Great, I'll definitely take a look. What were your main discoveries with English WP and SMW? How many Semantic Templates did you make? I'd say that I'm mostly interested in volume and performance on relatively simple queries since this is what most of large projects would need, although complex queries are also interesting.

It would be quite interesting to see latest WP and latest SMW to understand biggest pain-points.

> Since we're talking about performance, there is another side of performance
> tuning - percepted performance, this mostly concerns javascripts, css and
> so on - for example there is still a problem of SIMILE Timeline not being
> that fast to load (although performance of pages that didn't have it
> improved now, when client-side the code is loaded only on pages that need
> it). This kind of issues can be tracked using Firebog with Yahoo's YSlow
> add-on.

True, and I hope Timeline is really the main performance problem there. I
wonder whether we could ship a more stripped down version of the scripts to
decrease load time. I guess we should ask the guys over at SAIL for that ...

Can you describe modifications you made to original Timeline code? I used it some time ago and took closer look at how their code is bundled, I might be able to help to migrate it to new version. BTW, it might make sense to have SMW code separate from theirs to make such upgrades easier. 

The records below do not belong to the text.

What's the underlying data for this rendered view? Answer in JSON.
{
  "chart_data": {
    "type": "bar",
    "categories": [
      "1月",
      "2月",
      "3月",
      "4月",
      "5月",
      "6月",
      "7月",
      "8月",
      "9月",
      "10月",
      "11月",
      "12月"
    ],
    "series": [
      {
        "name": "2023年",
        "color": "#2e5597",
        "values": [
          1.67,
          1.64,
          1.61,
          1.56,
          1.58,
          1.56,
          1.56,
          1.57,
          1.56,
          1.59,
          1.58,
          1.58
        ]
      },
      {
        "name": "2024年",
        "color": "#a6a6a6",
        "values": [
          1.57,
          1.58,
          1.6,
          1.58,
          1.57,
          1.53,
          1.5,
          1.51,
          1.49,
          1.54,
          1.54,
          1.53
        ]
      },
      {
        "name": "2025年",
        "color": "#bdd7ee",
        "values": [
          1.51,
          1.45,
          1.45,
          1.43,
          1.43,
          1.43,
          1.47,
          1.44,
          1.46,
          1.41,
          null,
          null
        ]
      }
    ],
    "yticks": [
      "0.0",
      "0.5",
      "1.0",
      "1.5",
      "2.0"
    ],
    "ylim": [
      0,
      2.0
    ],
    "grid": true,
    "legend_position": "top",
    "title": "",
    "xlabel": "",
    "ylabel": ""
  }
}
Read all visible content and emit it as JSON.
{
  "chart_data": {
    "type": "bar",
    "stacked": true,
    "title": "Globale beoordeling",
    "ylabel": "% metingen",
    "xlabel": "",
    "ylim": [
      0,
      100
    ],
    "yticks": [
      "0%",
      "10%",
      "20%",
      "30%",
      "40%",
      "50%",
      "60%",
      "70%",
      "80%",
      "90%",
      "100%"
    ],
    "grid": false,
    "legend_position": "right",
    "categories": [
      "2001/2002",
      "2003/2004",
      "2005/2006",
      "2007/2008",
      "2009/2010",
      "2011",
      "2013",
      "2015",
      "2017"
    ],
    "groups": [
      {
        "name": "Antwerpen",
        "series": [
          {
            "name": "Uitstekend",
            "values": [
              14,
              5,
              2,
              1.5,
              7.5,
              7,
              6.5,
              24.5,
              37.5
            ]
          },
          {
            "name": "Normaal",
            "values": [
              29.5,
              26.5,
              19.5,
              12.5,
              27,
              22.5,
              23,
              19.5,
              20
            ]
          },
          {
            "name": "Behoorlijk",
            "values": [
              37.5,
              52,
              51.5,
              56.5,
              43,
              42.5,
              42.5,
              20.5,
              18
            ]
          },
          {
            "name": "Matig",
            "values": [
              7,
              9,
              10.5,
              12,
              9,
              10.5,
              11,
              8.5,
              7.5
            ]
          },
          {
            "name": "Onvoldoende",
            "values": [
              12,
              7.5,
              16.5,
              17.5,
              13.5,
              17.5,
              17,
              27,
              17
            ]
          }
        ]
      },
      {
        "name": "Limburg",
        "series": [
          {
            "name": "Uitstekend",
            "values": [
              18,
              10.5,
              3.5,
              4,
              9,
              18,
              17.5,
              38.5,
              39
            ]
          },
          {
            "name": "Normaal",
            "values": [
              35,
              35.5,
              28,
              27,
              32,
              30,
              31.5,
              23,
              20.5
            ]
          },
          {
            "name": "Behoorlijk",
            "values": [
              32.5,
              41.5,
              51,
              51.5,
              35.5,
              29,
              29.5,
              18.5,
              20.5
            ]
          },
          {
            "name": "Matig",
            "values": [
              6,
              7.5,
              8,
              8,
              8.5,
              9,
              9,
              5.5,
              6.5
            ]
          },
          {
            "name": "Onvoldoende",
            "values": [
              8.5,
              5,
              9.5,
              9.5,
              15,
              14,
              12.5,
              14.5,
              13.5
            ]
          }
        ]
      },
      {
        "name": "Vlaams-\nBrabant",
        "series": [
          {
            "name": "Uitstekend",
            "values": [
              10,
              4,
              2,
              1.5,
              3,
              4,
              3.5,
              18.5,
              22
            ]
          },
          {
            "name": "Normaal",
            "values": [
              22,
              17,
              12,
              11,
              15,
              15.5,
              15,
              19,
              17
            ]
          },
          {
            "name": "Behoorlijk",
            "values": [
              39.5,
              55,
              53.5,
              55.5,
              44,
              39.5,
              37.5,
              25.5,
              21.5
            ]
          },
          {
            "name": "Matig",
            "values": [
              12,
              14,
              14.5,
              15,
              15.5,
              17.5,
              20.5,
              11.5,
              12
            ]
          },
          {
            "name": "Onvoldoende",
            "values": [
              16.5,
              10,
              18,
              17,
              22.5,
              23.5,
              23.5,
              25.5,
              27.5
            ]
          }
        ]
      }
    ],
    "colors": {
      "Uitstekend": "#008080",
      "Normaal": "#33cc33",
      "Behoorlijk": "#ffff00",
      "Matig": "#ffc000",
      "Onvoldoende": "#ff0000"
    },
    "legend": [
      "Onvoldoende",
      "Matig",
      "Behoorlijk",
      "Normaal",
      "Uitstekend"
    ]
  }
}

> I'll be happy to run the tests on the system with significant amount of
> data if you need a testbed.

All profiling support is appreciated, but I am not sure how to operationalise
testing on our servers (SQL profiling would probably need server access,
which is not possible in this case). Insights on JavaScript performance are
also useful, but I guess that MySQL tuning could be most important for
approaching large sites. I you have know about DB optimisation, you can also
have a look at our DB layout and at the SQL queries we generate

Actually I was talking about standardizing some test process that all of us can run on our servers to compare performance and settings and help each other to derive best practices in terms of performance and maybe even find bottlenecks.